Strong Showing from City Energy Project Participants in EPA's #EnergyStarTopCities
Posted April 10, 2014 in Solving Global Warming
Today, the Environmental Protection Agency (EPA) announced the 2014 list of top cities with the most ENERGY STAR certified buildings. These cities are seeing the important role that buildings play in reducing greenhouse gas emissions. Among the top ten cities, six are City Energy Project participants – Los Angeles, Atlanta, Chicago, Denver, Philadelphia, and Houston. Boston, another City Energy Project participant, came in thirteenth. Between these seven cities, an impressive 1770 buildings are ENERGY STAR certified.

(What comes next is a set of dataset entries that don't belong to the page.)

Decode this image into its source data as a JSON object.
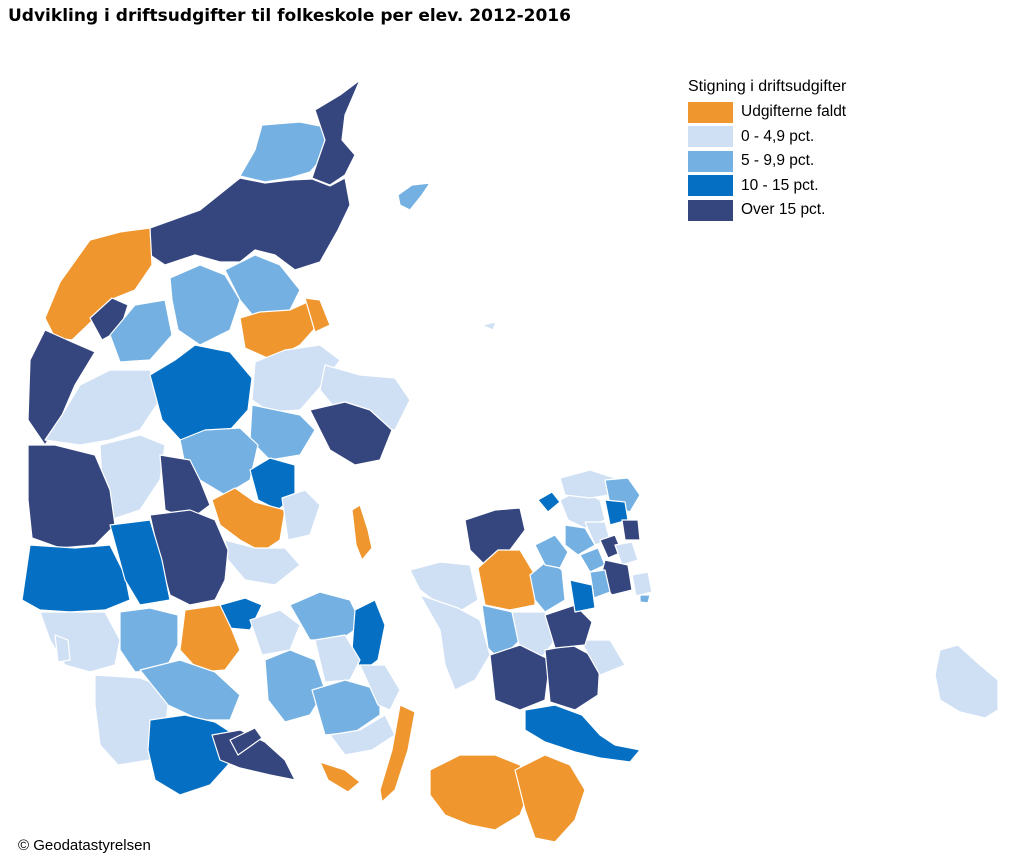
{
  "title": "Udvikling i driftsudgifter til folkeskole per elev. 2012-2016",
  "legend": {
    "title": "Stigning i driftsudgifter",
    "items": [
      {
        "label": "Udgifterne faldt",
        "color": "#f0962e"
      },
      {
        "label": "0 - 4,9 pct.",
        "color": "#cfe0f5"
      },
      {
        "label": "5 - 9,9 pct.",
        "color": "#74b1e2"
      },
      {
        "label": "10 - 15 pct.",
        "color": "#0570c3"
      },
      {
        "label": "Over 15 pct.",
        "color": "#35457e"
      }
    ]
  },
  "credit": "© Geodatastyrelsen",
  "colors": {
    "border": "#ffffff",
    "water": "#ffffff"
  }
}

So what is an ENERGY STAR certification? It’s a recognition earned by the top 25 percent of energy efficient commercial buildings nationwide. Many types of commercial buildings can qualify, including office buildings, K-12 schools, hotels, and retail stores. A building must earn an ENERGY STAR score of 75 or higher (out of a 1-100 scale) in Portfolio Manager, the free online tool through EPA to benchmark energy use and building performance. A score of 75 indicates that the building performs better than 75 percent of similar buildings nationwide; a score of 95 means the building performs better than 95 percent of similar buildings. The data must be independently verified by a licensed professional engineer or a registered architect.
Buildings that have earned EPA’s ENERGY STAR certification use, on average, 35 percent less energy and generate 35 percent fewer greenhouse gas emissions than typical buildings. These top buildings also generally have higher rental and occupancy rates and cost $0.54 less per square foot to operate. This means large ENERGY STAR buildings are potentially saving hundreds of thousands of dollars a year while making a smaller impact on our environment.

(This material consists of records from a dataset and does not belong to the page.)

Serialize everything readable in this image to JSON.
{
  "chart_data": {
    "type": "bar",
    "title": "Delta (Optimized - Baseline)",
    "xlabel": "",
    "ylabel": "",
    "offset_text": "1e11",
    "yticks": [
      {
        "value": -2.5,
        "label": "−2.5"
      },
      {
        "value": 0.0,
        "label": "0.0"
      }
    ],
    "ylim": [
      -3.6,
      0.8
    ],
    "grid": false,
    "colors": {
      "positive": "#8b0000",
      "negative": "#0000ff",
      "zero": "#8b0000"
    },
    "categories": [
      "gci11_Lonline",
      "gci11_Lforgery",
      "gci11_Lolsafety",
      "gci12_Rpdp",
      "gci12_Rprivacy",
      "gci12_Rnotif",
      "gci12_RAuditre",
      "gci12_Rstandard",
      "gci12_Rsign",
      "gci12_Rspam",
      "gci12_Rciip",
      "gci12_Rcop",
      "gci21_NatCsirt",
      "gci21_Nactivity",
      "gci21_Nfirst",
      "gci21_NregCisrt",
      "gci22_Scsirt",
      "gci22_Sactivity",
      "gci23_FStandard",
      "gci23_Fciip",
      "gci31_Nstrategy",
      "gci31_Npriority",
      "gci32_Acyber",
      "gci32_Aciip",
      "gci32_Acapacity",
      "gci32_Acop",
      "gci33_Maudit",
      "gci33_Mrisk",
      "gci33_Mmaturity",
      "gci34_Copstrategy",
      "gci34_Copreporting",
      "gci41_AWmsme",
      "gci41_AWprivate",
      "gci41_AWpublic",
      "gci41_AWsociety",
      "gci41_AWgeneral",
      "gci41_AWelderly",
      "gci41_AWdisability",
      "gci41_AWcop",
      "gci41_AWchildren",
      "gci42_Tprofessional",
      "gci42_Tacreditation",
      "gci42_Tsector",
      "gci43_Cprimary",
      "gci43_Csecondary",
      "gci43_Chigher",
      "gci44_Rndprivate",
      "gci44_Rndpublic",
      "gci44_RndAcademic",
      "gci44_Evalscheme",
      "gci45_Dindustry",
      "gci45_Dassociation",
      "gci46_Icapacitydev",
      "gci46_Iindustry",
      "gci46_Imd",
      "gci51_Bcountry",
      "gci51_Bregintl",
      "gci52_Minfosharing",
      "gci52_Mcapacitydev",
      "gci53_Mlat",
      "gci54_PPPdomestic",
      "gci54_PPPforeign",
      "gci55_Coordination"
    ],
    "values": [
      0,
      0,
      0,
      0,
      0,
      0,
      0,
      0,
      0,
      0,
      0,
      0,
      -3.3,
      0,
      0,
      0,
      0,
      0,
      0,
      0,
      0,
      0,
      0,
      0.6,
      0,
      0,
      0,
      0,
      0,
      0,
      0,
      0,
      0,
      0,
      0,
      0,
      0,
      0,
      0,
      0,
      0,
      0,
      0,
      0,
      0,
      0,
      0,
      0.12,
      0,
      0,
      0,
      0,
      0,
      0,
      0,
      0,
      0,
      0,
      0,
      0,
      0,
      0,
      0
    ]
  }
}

And the impact of buildings is significant. More than half of carbon emissions produced in most U.S. cities comes from buildings. For instance, buildings are responsible for at least 51 percent of Los Angeles’ carbon emissions and 70 percent of Chicago’s emissions.

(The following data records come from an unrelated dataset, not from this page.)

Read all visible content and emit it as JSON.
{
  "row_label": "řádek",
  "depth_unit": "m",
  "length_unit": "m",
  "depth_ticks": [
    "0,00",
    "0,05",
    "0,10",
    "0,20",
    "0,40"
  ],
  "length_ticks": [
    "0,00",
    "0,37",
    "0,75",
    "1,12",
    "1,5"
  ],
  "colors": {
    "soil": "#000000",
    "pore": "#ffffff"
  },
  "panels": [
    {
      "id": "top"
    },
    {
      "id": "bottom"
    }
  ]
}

This is why we need to bring energy efficiency solutions to scale across cities using innovative and localized strategies. The City Energy Project, launched in late January, is a joint initiative of NRDC and the Institute for Market Transformation (IMT) with the goal of increasing the energy efficiency of large existing buildings in ten major American cities – Atlanta, Boston, Chicago, Denver, Houston, Kansas City, Los Angeles, Orlando, Philadelphia, and Salt Lake City. The cities in this project aim to achieve a cleaner environment, economic growth, and increased competitiveness, through innovative leadership on building efficiency.
Through this effort, we should expect to see the number of ENERGY STAR certified buildings in these ten cities continue to increase exponentially over the years (like the trend has been so far) as we continue to raise awareness of energy use in buildings, make clearer and easier pathways to finance energy efficiency improvements, and optimize building performance.